The report was based on a yearlong investigation by the panel’s subcommittee on commerce, consumer and monetary affairs.
The 168 incidents not investigated by the SEC, the subcommittee said, involved 503 foreign individuals, banks or other entities in 25 countries and represented gross potential profits for the foreign investors of at least $38.1 million.
“When fraudulent trading from abroad is not comprehensively investigated and prosecuted, the integrity of U.S. equity markets is threatened, all investors are put at risk and a tougher standard of prosecution for domestic traders is created,” the House report said.
The director of the SEC’s enforcement division, Gary G. Lynch, said today that he had not seen the report’s final draft, but that in testimony before the panel last June the SEC had taken issue with the way the inquiry was being conducted.
“We at that time pointed out the problems we saw in the methodology that they employed,” he said.

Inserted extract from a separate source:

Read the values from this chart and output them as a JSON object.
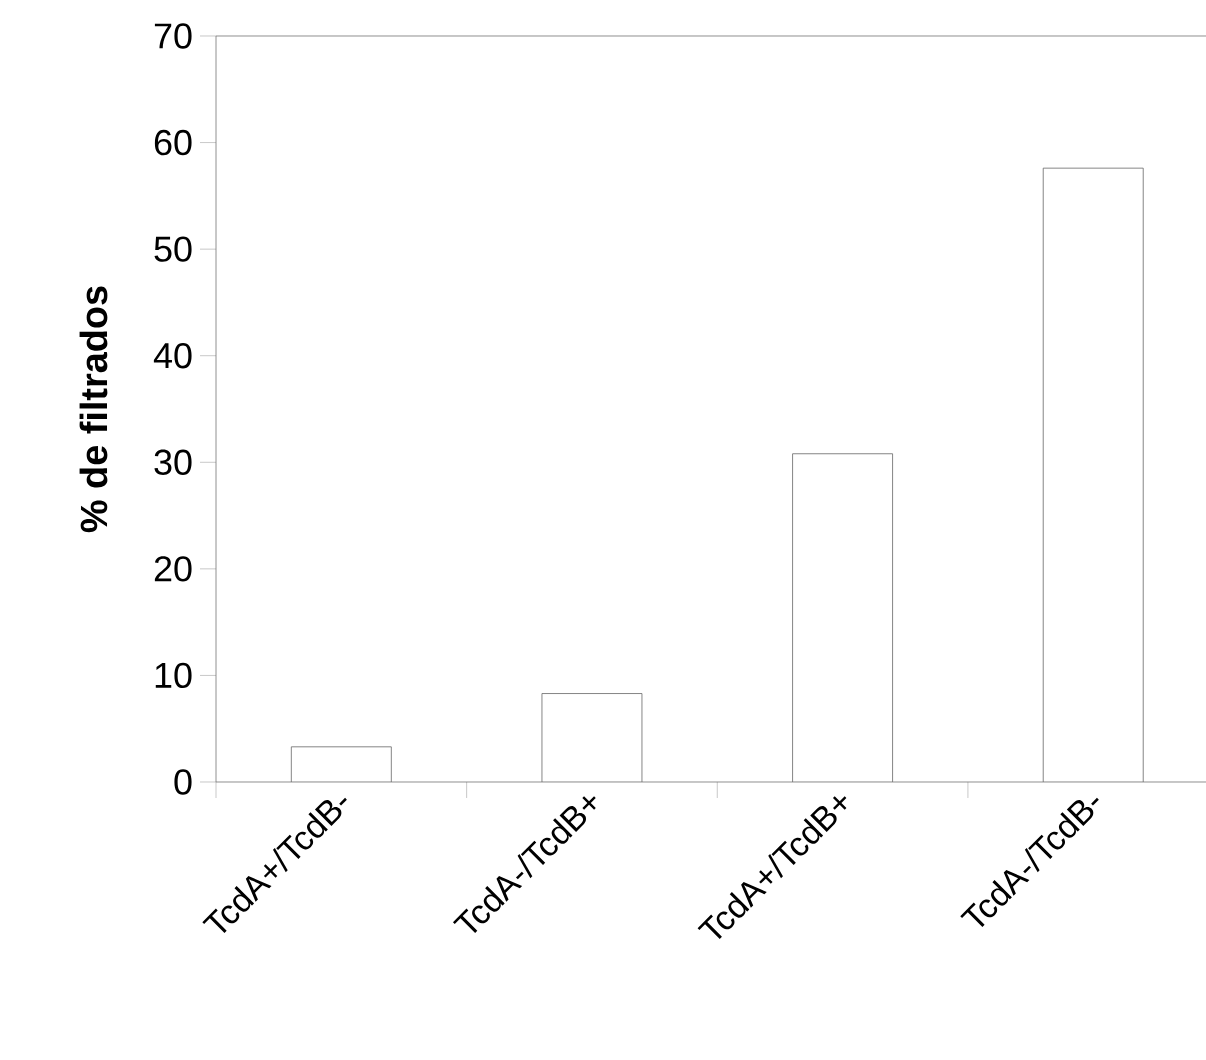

Lynch said that the House subcommittee investigators had under reported the number of SEC staffers working on cases involving foreign purchases and sales of U.S. securities, and that the report was based on an incorrect assumption that all trading activity brought to the SEC’s attention automatically warranted a federal investigation.
Lynch said many trades--by domestic and foreign investors alike--are reported to the SEC as “suspicious” because they are executed near the time of a major price move on a securities exchange. Most of these trades, he said, are legitimate.
The report blamed the SEC’s failure to investigate more suspicious foreign trades on a shortage of enforcement staff, a lack of bilateral agreements with other countries to share information on securities trades, the existence of bank secrecy laws in many countries and delays by the stock exchanges in reporting suspicious trades to the SEC.